La scénographie toute simple fonctionne à merveille. Des cubes blancs sont disposés sur la scène et servent de banc, d’accotoir ou d’estrade pour les actrices. Des petits accessoires, œuvres de Gaële Cluzel-Gouriou, sont disposés sur le sol: coussins, chandelles, verre de vin rempli de papiers, etc. Les éclairages sont très simples, mais permettent de centrer le regard et de créer un effet enveloppant autour des comédiennes, renforçant ainsi l’intimité entre elles, mais aussi avec le public.

Dessin de Cath Laporte
Dessin de Cath Laporte

Un violoncelliste, Serge Mandeville, jouant des suites de Bach est déjà sur scène lorsque le public entre – il accompagnera la représentation en plus de narrer certaines parties du texte et de réciter des fragments de Bukowski ou de Kundera, pour ne nommer que ceux-ci. Chacune à leur tour, les comédiennes récitent le texte de Véronique Grenier, parfois en petit groupe, parfois seules. Une mise en scène économe en mouvements, mais très efficace, laisse toute la place au texte, sans distraire par des gestes superflus. Toute la splendeur du texte est donnée à entendre, interprété par Marie-Ève Babineau, Marie-Ève Bertrand, Mylène Bérubé, Gaële Cluzel-Gouriou, Véronique Daudelin, Véronique Gallant, Katia Lévesque, Serge Mandeville, Véronique Marchand et Véronick Raymond, aux voix profondes et colorées. D’ailleurs, elles sont très solides, et réussissent bien à nous transmettre l’état ressenti par la narratrice du texte. On sent toute la vulnérabilité, mais aussi la force qui permet de combattre la douleur et de rester en vie. L’écriture est juste, touchante, mais surtout savoureuse, grâce aux images, aux nouvelles expressions créées, mais surtout à la sincérité de celle-ci; chaque nouvelle réplique est un plaisir pour les oreilles.

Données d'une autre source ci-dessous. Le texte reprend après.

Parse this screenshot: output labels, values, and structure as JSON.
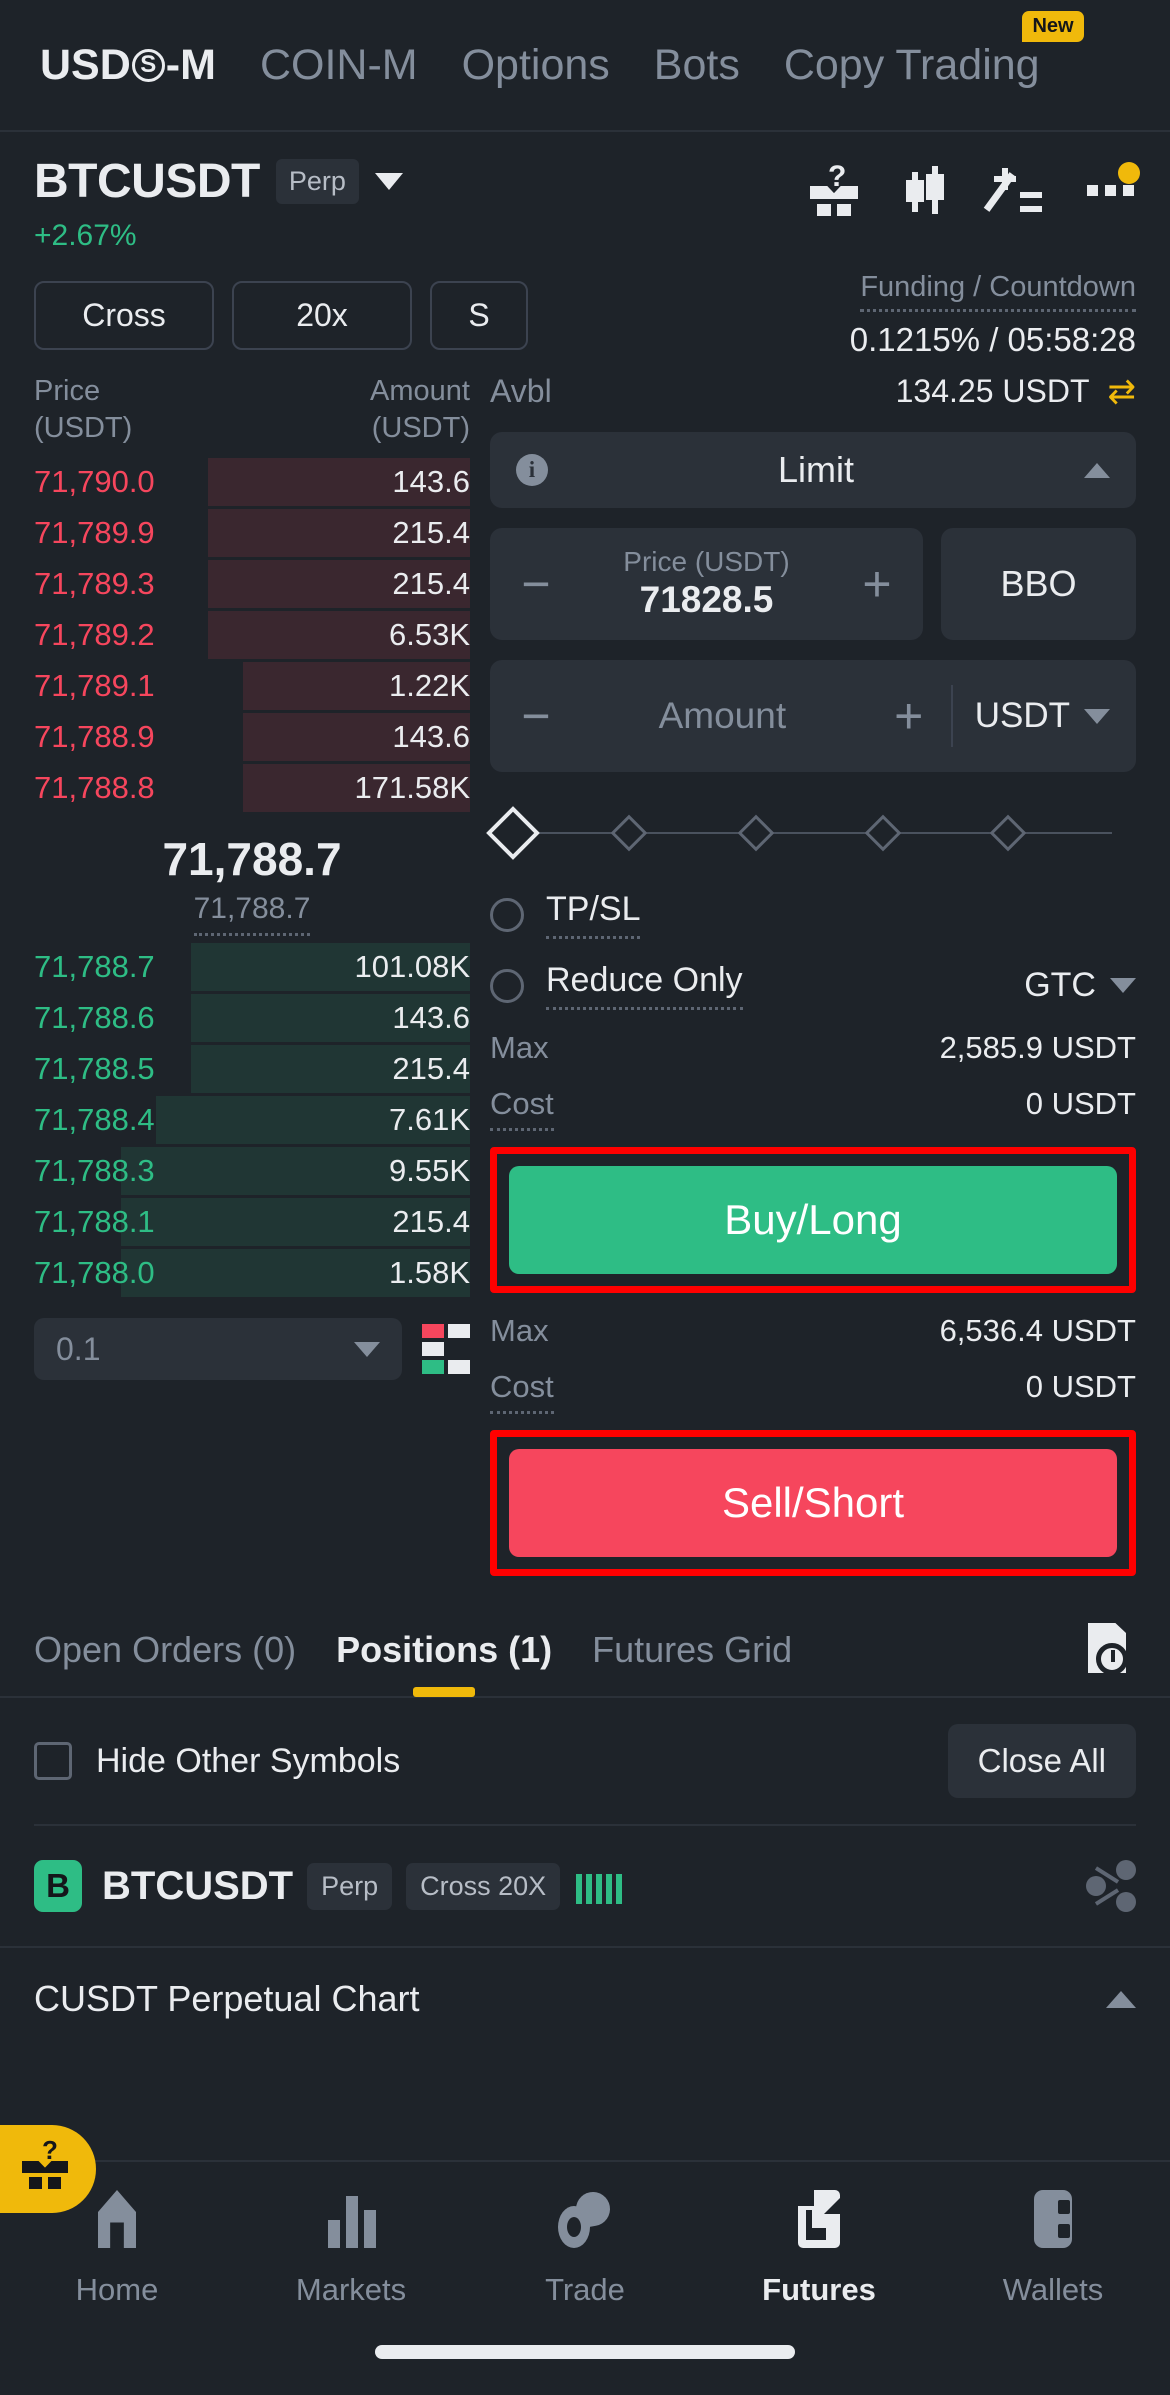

La dépression est abordée ici d’une façon tellement douce et franche. Pour une fois, on nous explique aussi le après, comment on réapprend à aimer la vie. C’est plutôt rare qu’on nous montre l’envers du décor, le comment ça se passe quand on sort de l’hôpital, comment on reprend la vie, avec les bons et les mauvais moments. Par ailleurs, ce n’est pas que l’état mental qui est abordé. On nous parle de la vie, des amours déchirées et les autres, naissants, qui viennent mettre un baume sur le cœur. Il y a les enfants aussi, qu’il faut élever, même si toute l’énergie y passe, effort qui au final est récompensé. En effet, Grenier nous livre un beau portrait de la maternité, dans tout ce qu’elle comporte de défis, de maladresses, mais aussi de fous rires devant les comportements de cette progéniture.

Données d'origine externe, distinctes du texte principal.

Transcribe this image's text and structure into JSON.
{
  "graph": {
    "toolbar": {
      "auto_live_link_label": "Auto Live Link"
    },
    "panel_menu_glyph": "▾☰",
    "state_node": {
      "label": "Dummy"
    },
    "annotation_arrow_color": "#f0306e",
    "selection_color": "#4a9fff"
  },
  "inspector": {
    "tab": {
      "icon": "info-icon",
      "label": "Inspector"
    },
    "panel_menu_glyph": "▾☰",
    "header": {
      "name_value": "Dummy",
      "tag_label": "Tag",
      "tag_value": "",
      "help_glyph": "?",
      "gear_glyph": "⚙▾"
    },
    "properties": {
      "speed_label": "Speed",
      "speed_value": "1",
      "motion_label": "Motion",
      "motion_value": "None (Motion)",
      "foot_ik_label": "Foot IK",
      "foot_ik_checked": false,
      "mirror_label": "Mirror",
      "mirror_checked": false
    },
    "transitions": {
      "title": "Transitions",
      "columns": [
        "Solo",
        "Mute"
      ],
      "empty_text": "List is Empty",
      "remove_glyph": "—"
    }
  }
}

Ce qui est particulièrement touchant dans la proposition, c’est que les actrices se livrent, vraies, devant nous. Non seulement, nous, public, nous pleurons et reniflons allègrement, mais elles aussi, devant nous, sans subterfuge, à être aussi touchées que nous par le texte. Un spectacle à voir, parce qu’il montre la dépression sous un autre angle et déconstruit tous les clichés entourant cet état mental. On passe par toutes les gammes d’émotions, mais on se sent accueilli sur un petit coussin et bercé comme un bébé au son du texte de Grenier.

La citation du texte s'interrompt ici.